The probability of simultaneous inactivation of RB1 and TP53 in lung adenocarcinoma is 5%, which is similar to the probability of transforming to small cell lung cancer after targeted therapy.

The researchers then compared the failures of RB and TP53 in 210 lung cancer tissues. Among the 17 patients with transformation and 58 patients without transformation, the number of patients with inactivation of these two genes in the initial adenocarcinoma state were 14 and respectively. 2. Except for the inactivation of these two genes, there was no significant difference between the small cell and non-transfected small cell comparison groups.

Therefore, patients with EGFR, TP53, and RB1 mutations are more likely to develop small cell lung cancer transformation during treatment than other EGFR mutation patients, and it is necessary to highly suspect small cell lung cancer transformation when drug resistance occurs during treatment.

 


▌How to treat small cell lung cancer after transformation?
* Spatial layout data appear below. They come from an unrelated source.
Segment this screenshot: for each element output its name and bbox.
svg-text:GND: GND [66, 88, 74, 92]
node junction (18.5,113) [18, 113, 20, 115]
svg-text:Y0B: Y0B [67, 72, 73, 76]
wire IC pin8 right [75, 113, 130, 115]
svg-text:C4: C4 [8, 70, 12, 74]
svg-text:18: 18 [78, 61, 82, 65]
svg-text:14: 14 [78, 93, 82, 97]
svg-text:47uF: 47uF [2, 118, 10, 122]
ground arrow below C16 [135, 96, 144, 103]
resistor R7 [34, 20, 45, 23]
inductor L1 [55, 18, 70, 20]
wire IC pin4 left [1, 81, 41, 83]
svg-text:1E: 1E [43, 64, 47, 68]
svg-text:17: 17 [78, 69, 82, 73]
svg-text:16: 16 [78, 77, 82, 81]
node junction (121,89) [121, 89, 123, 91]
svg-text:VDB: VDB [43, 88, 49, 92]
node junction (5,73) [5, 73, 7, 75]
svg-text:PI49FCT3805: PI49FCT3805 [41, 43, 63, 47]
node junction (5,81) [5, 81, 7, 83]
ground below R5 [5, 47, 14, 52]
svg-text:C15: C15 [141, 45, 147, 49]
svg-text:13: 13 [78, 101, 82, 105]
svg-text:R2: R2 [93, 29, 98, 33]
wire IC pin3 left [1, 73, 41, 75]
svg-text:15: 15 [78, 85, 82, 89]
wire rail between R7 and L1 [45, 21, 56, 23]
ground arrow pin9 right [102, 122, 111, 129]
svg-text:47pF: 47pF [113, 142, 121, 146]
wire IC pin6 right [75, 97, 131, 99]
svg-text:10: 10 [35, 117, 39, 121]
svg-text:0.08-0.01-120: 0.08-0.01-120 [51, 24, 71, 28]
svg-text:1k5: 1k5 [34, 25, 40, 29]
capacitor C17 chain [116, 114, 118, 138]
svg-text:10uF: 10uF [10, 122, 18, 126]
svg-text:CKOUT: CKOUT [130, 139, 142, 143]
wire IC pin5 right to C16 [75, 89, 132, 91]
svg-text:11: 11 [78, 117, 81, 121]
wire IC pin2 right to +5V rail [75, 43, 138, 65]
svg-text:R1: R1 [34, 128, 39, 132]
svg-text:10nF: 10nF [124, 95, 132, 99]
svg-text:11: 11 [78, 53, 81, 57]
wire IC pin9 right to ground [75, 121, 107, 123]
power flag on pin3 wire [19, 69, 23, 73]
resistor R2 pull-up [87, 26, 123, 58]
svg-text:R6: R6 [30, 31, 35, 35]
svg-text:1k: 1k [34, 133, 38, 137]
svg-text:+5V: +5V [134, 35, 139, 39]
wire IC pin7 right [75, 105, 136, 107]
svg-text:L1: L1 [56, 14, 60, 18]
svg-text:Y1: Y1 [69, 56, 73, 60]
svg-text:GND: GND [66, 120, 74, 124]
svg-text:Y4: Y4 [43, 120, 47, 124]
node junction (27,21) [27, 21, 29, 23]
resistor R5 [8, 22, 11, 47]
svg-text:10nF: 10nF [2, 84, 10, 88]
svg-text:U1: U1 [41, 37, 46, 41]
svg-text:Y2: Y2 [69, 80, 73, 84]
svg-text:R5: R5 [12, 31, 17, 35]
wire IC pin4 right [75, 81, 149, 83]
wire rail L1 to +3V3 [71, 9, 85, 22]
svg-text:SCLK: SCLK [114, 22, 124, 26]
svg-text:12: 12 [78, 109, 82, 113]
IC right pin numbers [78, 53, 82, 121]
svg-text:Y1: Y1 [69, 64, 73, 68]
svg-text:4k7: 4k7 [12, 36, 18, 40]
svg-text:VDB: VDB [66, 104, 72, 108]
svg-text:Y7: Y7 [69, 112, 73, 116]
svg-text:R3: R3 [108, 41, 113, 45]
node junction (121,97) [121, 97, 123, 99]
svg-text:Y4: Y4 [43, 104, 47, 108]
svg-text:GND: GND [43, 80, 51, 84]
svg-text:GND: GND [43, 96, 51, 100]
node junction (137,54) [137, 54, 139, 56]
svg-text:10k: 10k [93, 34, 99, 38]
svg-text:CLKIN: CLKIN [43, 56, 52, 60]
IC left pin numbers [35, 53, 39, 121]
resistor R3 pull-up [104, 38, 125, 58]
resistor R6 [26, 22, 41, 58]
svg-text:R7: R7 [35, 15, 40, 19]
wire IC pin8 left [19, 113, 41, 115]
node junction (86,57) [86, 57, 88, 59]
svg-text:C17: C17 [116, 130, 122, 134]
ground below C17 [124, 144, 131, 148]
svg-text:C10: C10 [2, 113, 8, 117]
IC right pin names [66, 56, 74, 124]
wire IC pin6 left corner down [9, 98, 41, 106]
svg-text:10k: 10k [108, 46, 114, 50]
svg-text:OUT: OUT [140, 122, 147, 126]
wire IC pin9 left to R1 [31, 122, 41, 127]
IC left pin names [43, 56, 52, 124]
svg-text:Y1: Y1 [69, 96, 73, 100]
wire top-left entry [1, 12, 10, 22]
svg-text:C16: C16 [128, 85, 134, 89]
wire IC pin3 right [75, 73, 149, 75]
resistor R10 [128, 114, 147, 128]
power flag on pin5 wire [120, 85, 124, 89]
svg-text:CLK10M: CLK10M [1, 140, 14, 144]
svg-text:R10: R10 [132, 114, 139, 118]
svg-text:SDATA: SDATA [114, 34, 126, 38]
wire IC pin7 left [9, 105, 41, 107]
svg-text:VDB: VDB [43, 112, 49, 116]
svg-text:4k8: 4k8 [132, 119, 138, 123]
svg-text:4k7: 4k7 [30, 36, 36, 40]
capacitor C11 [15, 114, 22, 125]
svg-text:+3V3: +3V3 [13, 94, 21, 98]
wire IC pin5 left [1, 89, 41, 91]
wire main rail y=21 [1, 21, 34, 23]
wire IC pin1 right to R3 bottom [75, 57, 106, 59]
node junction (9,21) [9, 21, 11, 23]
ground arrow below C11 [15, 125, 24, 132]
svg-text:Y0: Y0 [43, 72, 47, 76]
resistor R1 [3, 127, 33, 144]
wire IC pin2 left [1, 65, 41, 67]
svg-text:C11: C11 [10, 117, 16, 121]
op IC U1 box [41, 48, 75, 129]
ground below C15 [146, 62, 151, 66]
For patients whose non-small cell lung cancer is transformed into small cell lung cancer through EGFR-targeted drug resistance, most of them are currently treated individually based on the patient’s own conditions.

Although most of the transformed tumor tissues still carry EGFR gene mutations, the EGFR gene no longer leads the production of protein, so the targeted drugs acting on the protein lose their effectiveness.

·For the standard treatment of extensive-stage SCLC, the first-line treatment is mainly platinum-containing dual-agent chemotherapy, mainly etoposide + cisplatin/carboplatin, irinotecan + cisplatin/carboplatin;

The second-line treatment is topotecan;

In addition, targeted therapy and immunotherapy are also available. On March 18, 2019, the US FDA approved atelizumab in combination with carboplatin and etoposide for the first-line treatment of patients with extensive-stage small cell lung cancer.


For the treatment of transforming small cell lung cancer, there are also relevant content updates at the recent 2021 CSCO guidelines conference.


Although the incidence of non-small cell lung cancer transforming into small cell lung cancer is very low, who can guarantee that it will not happen?

Therefore, for high-risk groups of small cell lung cancer, more frequent monitoring is needed, and the tissues should be retaken for pathology in the early stage of progression. When there are difficulties in the treatment process and the effect of multiple dressing changes is not good, a needle biopsy is needed in time to see if there is any conversion of non-small cell lung cancer to small cell lung cancer, so that the treatment plan can be adjusted in time.